Five Health Benefits Legumes Provide To Your Diet

Five Health Benefits Legumes Provide To Your Diet

Healthy foods can sometimes be costly. But it doesn’t necessarily have to be. One such affordable and powerhouse of nutrition are legumes that add plant-based protein to your diet.

Legumes are a class of foods that includes peas, beans, and a wide range of lentils. They are nutritious, cost-effective, easy to source, and versatile enough to be cooked in many dishes. They can also be stored easily and an affordable way of stretching a meal while at the same time contributing to nutrition at a meager cost.

Why Legumes Matter

In their many forms, legumes must definitely be on your pantry shelf, especially if you’re looking to cut down on meats. Lentils and beans as part of legumes are a must in a plant-based diet, thanks to the nutritional profile it offers. They also make as excellent high-protein substitutes for meat, and their cooked texture indicates that they can fit ideally into all kinds of savory items such as patties, nuggets, and much more. Besides, there can also be used in soups, burgers, casseroles, chili, and more.

Understanding Legumes

The terms pulses, beans, and legumes are sometimes interchangeably used. However, legumes refer to the complete plant, including the stem, leaves, and boards. On the other hand, pulses are only the edible seeds of the plant, such as lentils, beans, and peas. Some popular examples of legumes include:

  • Black-eyed peas
  • Soy nuts
  • Fava beans
  • Red beans
  • Edamame
  • Chickpeas or garbanzo beans, among several others.
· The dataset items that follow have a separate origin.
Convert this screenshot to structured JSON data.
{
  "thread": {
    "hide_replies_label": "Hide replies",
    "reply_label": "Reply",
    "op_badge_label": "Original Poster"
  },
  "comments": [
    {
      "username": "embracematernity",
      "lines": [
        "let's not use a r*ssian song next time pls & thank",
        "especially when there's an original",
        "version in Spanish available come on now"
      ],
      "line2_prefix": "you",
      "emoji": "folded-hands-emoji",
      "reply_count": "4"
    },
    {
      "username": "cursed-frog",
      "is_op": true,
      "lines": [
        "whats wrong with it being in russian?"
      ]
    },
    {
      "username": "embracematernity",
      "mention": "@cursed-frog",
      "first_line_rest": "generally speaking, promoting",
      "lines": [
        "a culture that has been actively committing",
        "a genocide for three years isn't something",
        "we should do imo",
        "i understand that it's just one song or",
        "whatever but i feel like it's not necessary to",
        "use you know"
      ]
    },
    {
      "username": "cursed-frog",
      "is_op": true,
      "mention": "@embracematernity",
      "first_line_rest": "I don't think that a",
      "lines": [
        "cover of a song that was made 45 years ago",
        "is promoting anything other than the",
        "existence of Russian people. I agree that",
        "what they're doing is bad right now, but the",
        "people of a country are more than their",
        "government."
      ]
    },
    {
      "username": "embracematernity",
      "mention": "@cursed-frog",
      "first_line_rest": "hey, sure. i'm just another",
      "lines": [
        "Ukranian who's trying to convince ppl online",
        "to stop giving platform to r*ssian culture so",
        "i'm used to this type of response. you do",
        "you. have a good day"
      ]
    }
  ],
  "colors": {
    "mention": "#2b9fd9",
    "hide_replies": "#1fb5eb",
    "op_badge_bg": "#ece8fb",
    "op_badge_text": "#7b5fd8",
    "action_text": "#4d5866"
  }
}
Mediterranean and Indian diets have legumes as a staple food. They offer a wide range of health advantages. These are:

  • Supply important nutrients. Legumes have a high nutrition count as they provide folate, calcium, potassium, phosphorus, zinc, protein, fiber, B vitamins, and iron. More importantly, there are also low in calories and fat. An approximate half-cup serving of legumes can provide 115 calories, 8 g of protein, 7 to 9 g of fiber, 1 g fat, and 20 g of carbohydrates. Regarded as one of the highest-fiber sources of carbohydrates, legumes have a low glycaemic index than other carbohydrate sources and are instrumental in controlling blood sugar.
  • Provide antioxidants. Legumes and beans contain antioxidants that can avoid cell damage. According to medical and scientific health experts, antioxidants are crucial in preventing and delaying cellular damage. Those who consume a diet rich in antioxidants have a lower risk of chronic diseases and grave illnesses such as cancer, stroke, and cardiovascular disorders.
  • Boost a healthy heart. It is an excellent idea to cut down the intake of red meat due to the saturated fat content. To make up for their loss, lentils and beans act as great substitutes. They help reduce your meat intake and allow you to take advantage of some of their heart-healthy benefits. Research indicates that eating legumes can lower blood pressure, inflammation and cut down risks for cardiovascular disease.
  • May lower type II diabetes. Some studies show that legumes may also help avoid and control severe health conditions such as type II diabetes. They can also aid in decreasing the risk of hypertension and high cholesterol. Consuming legumes regularly, particularly lentils, as part of a whole diet can lead to a lower risk of diabetes among elderly adults who have a high risk for cardiovascular disorders.
  • Provide a wholesome plant-based protein meal. Legumes make excellent meat substitutes. As a powerhouse of a meat-free protein resource, legumes can take the place of meat in almost every recipe. If you’re looking to follow a plant-based diet, adding legumes to your meals can cut down the risks of obesity, hypertension, diabetes, strokes, heart disease, and many cancers. Plant-based diets are also associated with lower mortality, according to several studies.

Legumes And Weight Loss

Research also shows that legumes may benefit from weight loss as they are high in fiber, offer satiating protein, and are low in calories. Consuming legumes can help you feel fuller for a long time and prevent snacking between meals. One remarkable study published in the American Journal of Clinical Research revealed that participants who followed a diet containing one serving of pulses every day lost more weight than those participants who did not consume legumes at all.

Conclusion

Whether you are supporting a plant-based diet or not, it can be worth your while to add legumes to your meals. They are nutritious, make excellent substitutes for meat, are incredibly versatile and economical. Besides, there is a wide range of legumes to choose from, including various lentils, many types of peas, and Instant Pot black beans, and you’re sure to find a whole list of legumes that you will love. Learn about more healthy legumes in this article from Proper Good.

However, if you’re new to legumes, look for lentils that are easier to digest rather than starchy legumes. Because legumes are high in fiber, you may experience stomach troubles such as bloating, gas, or indigestion. Let your body get used to the raised fiber provided by the legumes by drinking plenty of water as you slowly incorporate them into your diet.